The baths proved so popular–unsurprisingly–that C&H soon found a need to expand the facility, a move that also opened up more room at the library. Employees and family members looking to bathe didn’t have to go far to find the new place, however. In 1911, the redesigned and expanded bathhouse opened in a single-story structure just around the corner on Depot Street. Possibly to offset the $45,000 price tag and to subsidize operations, C&H imposed a small fee for male users: three cents for grown men with a half-cent discount for adolescents. Women, girls, and very young boys still enjoyed the bathhouse for free. Showers and tubs remained, but the improved building offered an extra treat: a swimming pool. Initially, swimming time, like the bath facilities, was strictly segregated by gender. Why? Unlike today, few people purchased special bathing suits. Swimming took place au naturel!

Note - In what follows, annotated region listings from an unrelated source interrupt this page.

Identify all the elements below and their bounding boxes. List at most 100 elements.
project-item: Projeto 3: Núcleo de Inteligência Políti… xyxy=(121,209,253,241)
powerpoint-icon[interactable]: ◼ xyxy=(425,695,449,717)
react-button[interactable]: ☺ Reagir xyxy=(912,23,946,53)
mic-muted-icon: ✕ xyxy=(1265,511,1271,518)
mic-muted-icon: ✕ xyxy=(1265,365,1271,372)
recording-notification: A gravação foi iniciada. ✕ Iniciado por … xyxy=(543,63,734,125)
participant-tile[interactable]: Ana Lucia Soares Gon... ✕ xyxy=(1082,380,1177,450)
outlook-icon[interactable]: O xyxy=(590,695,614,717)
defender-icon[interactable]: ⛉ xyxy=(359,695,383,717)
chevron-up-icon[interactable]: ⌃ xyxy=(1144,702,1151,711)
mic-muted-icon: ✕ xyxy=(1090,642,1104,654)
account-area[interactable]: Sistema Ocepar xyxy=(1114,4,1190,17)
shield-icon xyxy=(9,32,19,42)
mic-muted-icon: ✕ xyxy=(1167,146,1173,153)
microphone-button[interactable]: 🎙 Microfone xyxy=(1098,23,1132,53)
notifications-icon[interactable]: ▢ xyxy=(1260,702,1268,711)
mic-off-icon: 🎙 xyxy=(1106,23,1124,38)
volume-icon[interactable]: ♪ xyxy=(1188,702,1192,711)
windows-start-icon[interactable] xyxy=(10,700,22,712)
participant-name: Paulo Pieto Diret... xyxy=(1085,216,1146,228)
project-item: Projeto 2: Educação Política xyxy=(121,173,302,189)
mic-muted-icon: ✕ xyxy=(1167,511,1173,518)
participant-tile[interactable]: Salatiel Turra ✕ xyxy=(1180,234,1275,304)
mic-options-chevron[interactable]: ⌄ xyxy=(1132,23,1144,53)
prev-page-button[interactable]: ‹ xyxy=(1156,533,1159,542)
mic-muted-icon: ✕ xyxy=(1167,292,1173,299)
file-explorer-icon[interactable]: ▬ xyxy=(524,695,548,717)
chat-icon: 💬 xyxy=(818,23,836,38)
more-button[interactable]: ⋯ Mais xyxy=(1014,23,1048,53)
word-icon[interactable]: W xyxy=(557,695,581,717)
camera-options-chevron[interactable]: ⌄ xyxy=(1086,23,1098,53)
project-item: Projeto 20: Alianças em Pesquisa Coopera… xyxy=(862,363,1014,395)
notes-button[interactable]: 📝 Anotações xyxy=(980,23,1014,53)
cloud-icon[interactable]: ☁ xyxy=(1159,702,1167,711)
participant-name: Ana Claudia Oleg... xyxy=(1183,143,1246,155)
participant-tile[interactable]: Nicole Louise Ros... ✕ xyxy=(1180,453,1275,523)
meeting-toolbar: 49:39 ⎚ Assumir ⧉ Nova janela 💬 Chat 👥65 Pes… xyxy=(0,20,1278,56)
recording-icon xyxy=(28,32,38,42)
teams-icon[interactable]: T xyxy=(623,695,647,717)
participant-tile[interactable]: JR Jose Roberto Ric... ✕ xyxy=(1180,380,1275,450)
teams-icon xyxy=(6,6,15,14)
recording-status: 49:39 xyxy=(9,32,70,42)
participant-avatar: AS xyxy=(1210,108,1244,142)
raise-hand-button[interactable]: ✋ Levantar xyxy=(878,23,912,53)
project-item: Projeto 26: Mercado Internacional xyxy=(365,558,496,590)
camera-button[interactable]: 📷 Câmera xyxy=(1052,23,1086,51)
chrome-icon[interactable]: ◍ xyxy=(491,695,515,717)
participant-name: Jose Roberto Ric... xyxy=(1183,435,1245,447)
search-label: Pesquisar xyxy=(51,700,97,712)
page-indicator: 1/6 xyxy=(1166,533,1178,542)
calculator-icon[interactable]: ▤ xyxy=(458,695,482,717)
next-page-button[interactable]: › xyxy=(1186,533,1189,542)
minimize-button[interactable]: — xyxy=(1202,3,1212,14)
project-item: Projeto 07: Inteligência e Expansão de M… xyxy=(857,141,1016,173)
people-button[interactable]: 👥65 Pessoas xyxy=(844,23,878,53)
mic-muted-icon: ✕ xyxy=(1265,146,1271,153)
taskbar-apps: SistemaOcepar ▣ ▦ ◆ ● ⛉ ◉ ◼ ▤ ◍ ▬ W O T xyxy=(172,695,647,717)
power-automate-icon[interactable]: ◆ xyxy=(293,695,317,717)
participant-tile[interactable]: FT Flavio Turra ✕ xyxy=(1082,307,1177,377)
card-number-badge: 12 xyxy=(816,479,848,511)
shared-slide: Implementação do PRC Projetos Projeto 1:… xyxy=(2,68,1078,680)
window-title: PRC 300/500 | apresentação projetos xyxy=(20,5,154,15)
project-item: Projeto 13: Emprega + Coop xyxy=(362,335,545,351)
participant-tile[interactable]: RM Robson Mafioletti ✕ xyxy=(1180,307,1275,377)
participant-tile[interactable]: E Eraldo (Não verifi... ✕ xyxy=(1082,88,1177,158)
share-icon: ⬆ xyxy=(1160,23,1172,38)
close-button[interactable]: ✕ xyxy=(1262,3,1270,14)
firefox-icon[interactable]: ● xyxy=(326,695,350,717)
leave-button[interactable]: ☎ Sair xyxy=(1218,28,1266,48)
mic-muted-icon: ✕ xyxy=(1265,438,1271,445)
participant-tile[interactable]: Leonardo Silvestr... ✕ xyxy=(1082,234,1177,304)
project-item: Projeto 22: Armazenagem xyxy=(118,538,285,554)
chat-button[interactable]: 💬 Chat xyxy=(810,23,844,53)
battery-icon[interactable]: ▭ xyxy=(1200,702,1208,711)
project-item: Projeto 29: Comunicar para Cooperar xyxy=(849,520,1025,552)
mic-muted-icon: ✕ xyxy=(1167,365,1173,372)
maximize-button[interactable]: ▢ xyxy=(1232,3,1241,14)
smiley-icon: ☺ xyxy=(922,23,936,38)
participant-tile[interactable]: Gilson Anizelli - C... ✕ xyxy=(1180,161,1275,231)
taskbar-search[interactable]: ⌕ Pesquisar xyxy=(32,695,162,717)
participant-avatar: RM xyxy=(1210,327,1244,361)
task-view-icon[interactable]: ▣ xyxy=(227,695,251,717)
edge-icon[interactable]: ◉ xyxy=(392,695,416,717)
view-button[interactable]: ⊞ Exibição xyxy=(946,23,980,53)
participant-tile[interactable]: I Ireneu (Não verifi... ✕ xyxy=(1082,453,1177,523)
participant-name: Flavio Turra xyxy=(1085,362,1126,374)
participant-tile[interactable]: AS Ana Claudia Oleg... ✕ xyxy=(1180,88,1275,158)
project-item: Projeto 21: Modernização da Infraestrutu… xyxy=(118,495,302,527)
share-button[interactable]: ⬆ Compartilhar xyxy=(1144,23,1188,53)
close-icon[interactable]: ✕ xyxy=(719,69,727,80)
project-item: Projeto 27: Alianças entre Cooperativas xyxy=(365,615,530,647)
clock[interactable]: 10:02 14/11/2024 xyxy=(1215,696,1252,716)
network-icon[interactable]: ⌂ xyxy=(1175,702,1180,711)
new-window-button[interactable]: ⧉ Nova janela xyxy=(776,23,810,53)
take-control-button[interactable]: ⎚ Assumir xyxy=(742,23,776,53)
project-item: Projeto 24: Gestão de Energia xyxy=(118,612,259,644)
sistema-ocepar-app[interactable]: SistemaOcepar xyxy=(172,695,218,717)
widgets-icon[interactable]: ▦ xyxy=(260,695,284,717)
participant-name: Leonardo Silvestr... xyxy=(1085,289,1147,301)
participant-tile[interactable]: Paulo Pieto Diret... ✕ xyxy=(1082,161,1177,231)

As the workforce shrank and C&H became increasingly disengaged from providing benefits like the bathhouse, homeowners found it more practical and more affordable than before to add bathrooms with bathtubs to the house. The former bathhouse still stands in Calumet, however, and scars of the original shower stalls in the basement of the company library can be seen today by visitors to the Keweenaw National Historical Park archives. One wonders if maybe a stray rubber duck from a miner’s bath long ago might one day be found tucked away in an office corner.